自立に必要な「自己決定力」「相談力」は、知的障害、発達障害を持つ子でも身につけることができるスキルである、とのことです。

 

もちろん、年齢が低かったり障害の程度が重い場合には、複雑な状況を理解し判断することは難しいですが、その場合には大人が以下のような支援をすることで、自己決定をサポートすることができます。

・視覚情報を活用して情報を理解しやすくする
・子どもの「やりたい」「やりたくない」等の意思を言動や表情など、
非言語情報を観察して希望を確認

 

以前別の記事で紹介したこともありますが、(これは障害の有無に関わらず)、
所得、学歴よりも「自己決定」が幸福感に強い影響を与えていることが調査から明らかになりました。

特に障害を持つ子どもたちの場合には、

・「通常学級」か「支援級」か
・「進学」か「就職」か

といった大きな人生の選択を、比較的早期の段階で行う必要に駆られることがあるかと思います。
その際に、障害があるからといって、周囲の大人のみで判断するのではなく、本人の意思を尊重する工夫を行うことは、意識したいことです。

 

「知的障害と発達障害の子どもたち」 感想

知的障害と発達障害の子どもたちを支援するにあたっては、

  • いかに本人の困り感を理解できているか
  • いかに現場のリアルを知っているか

が重要なのではと本書を通じて感じました。

 

・知的障害、発達障害のなかでも幅広いグラデーションがあるなかで、本人はどこまで理解していて、何に困難を抱えているのか?

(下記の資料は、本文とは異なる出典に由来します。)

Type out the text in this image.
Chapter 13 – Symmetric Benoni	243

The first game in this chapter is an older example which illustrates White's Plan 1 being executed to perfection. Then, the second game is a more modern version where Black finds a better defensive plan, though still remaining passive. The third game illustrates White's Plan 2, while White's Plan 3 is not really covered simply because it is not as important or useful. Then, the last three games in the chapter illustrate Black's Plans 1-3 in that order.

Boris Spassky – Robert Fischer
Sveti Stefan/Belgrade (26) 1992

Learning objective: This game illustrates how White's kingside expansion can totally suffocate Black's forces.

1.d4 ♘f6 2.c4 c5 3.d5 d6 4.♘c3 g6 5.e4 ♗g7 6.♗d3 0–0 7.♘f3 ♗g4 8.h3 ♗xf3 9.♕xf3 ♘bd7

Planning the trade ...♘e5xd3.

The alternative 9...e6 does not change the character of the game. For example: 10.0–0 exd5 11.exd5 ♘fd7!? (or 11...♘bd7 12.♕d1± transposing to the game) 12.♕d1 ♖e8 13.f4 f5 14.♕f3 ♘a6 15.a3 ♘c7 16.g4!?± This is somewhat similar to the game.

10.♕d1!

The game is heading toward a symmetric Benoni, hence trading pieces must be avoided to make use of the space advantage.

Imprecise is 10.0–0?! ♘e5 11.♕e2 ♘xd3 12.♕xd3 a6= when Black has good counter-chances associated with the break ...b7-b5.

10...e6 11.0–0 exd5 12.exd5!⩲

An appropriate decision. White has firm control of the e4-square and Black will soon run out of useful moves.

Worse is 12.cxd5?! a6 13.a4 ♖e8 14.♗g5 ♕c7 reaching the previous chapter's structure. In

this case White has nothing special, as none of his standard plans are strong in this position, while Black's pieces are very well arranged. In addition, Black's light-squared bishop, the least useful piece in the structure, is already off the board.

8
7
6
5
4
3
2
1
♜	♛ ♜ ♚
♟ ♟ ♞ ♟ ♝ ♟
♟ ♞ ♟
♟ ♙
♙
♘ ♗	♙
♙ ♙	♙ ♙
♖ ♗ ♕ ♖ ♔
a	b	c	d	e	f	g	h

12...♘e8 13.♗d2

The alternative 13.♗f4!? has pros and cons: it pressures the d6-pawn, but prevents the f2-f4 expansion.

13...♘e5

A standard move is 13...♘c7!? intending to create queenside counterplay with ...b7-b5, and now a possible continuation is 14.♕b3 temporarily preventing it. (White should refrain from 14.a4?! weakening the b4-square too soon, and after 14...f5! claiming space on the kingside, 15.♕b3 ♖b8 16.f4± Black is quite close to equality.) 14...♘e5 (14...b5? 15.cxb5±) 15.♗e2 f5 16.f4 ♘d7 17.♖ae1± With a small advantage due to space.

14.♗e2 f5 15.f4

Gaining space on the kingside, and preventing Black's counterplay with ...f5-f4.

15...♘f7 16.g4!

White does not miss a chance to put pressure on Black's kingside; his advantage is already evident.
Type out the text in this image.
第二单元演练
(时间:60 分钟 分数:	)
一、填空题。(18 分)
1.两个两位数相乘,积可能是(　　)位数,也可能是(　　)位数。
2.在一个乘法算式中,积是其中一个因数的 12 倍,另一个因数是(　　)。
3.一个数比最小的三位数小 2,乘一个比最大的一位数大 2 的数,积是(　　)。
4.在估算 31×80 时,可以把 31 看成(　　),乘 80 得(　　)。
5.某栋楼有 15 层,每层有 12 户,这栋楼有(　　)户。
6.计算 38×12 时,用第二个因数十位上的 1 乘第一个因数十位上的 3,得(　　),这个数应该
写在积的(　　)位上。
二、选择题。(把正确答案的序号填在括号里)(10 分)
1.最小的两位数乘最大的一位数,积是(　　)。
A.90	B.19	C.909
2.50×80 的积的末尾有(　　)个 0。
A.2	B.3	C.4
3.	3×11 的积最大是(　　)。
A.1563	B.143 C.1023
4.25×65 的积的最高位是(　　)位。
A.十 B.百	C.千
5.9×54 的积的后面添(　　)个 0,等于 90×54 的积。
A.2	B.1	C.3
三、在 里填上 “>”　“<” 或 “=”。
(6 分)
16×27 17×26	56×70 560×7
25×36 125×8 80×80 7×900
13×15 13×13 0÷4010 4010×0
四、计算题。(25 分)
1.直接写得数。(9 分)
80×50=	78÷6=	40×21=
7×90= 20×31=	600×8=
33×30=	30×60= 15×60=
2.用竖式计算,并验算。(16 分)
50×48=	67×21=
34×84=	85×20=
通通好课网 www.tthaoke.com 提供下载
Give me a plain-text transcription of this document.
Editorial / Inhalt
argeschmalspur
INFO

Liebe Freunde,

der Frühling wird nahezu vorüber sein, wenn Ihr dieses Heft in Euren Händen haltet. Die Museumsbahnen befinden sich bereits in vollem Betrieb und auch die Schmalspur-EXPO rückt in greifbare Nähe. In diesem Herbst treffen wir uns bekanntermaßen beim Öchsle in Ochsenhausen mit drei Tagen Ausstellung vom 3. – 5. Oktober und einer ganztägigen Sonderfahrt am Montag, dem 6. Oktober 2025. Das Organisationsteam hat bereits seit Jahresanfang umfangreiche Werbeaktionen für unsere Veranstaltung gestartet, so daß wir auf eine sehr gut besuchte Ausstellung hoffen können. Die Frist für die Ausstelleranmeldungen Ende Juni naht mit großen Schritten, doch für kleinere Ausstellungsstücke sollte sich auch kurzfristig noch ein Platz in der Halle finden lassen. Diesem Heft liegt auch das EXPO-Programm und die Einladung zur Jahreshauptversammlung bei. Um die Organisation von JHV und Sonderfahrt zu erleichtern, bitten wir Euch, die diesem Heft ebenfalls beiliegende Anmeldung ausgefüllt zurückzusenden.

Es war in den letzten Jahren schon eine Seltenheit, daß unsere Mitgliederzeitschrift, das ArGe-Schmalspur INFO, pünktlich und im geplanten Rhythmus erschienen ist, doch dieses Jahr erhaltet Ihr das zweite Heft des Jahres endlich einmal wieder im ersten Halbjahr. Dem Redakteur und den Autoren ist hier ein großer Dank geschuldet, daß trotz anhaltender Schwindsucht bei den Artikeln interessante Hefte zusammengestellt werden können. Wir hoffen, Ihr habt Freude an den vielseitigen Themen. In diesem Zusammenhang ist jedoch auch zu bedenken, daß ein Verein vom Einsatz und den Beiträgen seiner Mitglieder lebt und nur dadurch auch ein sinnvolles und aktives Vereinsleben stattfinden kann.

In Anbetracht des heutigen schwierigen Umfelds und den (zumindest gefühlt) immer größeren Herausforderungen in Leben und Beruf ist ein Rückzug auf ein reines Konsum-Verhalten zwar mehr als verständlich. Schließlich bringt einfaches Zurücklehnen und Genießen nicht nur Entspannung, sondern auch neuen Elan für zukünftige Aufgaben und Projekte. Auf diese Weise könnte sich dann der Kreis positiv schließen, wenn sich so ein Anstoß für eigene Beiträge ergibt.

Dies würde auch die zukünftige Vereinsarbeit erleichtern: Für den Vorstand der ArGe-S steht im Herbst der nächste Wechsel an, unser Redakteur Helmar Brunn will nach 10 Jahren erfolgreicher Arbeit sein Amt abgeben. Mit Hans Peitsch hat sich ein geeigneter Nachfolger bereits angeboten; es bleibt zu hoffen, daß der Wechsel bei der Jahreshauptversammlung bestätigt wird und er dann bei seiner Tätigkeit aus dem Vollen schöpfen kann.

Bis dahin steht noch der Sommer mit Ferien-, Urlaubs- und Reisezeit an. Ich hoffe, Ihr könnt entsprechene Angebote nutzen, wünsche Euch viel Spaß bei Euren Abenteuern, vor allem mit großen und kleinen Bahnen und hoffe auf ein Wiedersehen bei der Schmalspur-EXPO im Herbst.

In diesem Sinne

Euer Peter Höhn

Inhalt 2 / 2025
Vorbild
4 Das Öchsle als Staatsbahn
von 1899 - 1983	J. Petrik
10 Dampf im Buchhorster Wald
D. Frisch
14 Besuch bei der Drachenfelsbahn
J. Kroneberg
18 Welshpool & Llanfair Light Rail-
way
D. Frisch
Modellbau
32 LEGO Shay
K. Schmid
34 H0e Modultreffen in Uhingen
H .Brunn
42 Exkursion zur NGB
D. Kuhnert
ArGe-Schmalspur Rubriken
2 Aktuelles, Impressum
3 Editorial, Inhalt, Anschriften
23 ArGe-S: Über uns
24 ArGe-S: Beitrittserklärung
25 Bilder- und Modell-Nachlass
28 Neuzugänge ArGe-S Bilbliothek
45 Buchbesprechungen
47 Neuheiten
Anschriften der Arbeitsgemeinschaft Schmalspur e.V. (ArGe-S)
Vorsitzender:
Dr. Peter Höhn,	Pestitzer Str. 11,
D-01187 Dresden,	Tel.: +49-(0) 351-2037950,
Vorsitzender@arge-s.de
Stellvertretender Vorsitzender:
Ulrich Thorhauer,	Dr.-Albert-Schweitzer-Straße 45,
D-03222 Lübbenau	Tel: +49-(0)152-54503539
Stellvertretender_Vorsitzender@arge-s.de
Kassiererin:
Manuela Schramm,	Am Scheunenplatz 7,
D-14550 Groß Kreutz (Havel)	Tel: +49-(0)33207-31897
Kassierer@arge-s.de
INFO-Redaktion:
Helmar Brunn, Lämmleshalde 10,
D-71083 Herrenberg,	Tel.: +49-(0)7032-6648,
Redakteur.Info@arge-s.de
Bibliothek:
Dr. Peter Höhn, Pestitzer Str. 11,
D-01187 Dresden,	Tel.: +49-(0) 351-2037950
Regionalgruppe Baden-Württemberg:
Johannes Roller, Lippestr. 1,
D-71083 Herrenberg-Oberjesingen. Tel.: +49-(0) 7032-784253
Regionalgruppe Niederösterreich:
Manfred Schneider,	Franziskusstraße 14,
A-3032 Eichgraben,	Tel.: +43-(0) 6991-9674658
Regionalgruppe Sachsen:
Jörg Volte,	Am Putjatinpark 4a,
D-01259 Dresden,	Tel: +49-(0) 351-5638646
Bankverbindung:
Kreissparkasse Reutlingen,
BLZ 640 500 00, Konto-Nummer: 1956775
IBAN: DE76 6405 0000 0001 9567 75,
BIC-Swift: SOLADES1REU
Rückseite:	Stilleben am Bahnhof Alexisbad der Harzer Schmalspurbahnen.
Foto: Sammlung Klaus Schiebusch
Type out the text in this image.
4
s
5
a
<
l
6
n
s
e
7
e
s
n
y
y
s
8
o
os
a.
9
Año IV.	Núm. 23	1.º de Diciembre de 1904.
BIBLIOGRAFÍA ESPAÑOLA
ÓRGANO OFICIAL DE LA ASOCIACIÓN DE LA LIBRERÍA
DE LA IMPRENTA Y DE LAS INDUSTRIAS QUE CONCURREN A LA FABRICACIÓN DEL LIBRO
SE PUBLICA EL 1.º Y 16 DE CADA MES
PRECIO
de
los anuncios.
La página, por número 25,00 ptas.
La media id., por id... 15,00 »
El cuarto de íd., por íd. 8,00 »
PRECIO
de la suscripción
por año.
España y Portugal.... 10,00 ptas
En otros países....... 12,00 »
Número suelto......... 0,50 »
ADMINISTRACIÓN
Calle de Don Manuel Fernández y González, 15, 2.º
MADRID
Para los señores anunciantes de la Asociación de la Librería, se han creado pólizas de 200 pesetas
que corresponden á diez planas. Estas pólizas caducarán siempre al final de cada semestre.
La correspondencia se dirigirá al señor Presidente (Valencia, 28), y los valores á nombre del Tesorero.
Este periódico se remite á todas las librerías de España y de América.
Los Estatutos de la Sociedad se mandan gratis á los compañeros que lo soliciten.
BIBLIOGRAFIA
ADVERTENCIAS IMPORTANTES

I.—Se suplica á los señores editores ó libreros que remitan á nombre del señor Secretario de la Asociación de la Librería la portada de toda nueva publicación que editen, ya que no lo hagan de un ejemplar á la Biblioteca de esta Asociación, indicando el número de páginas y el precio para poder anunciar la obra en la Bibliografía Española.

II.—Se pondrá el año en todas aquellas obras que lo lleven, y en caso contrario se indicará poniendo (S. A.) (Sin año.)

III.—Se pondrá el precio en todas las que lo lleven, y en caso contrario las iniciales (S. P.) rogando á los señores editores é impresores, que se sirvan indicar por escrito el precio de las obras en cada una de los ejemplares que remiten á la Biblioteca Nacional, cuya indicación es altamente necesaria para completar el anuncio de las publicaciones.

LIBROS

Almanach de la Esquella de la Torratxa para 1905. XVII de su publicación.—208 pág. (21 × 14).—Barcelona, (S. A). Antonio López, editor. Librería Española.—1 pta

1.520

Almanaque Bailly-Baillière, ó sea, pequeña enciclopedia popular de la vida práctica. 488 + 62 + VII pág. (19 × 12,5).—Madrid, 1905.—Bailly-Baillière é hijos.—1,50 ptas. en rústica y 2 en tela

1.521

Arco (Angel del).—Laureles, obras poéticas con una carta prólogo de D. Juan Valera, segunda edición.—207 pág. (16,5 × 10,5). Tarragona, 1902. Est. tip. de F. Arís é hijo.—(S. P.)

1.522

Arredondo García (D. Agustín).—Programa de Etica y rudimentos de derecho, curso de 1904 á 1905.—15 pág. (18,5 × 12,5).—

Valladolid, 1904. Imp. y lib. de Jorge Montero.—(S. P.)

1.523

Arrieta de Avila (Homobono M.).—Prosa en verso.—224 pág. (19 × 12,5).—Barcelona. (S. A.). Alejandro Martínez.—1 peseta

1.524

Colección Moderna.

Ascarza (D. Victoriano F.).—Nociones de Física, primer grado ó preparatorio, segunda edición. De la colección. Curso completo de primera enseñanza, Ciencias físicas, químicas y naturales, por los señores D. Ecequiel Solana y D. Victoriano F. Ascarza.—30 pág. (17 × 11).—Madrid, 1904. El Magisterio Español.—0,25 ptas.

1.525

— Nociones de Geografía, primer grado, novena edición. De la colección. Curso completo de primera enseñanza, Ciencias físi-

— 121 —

本書では、「年齢と知的機能の関連」が参考情報として紹介されておりました。
「年齢は10歳だけれど、知的機能としては7歳未満」とわかれば、
理解が大幅に進みますよね!

・「インクルーシブ教育」が叫ばれる現在ですが、
実際には知的障害や発達障害、境界知能の子どもたちは通常学級でどのように過ごすことになるのか?

先生方に支援を必要とする子どもたちをサポートしたいという思いがあったとしても、実際問題として30-40人/1クラスの中で、個別支援を行うことは限界があります。

 

それらの知識を入れる為に、「知的障害と発達障害の子どもたち」は大いに役立つ書籍でした。

 

私自身今後も経験に加え、書籍からのインプットも継続していきたいと思います!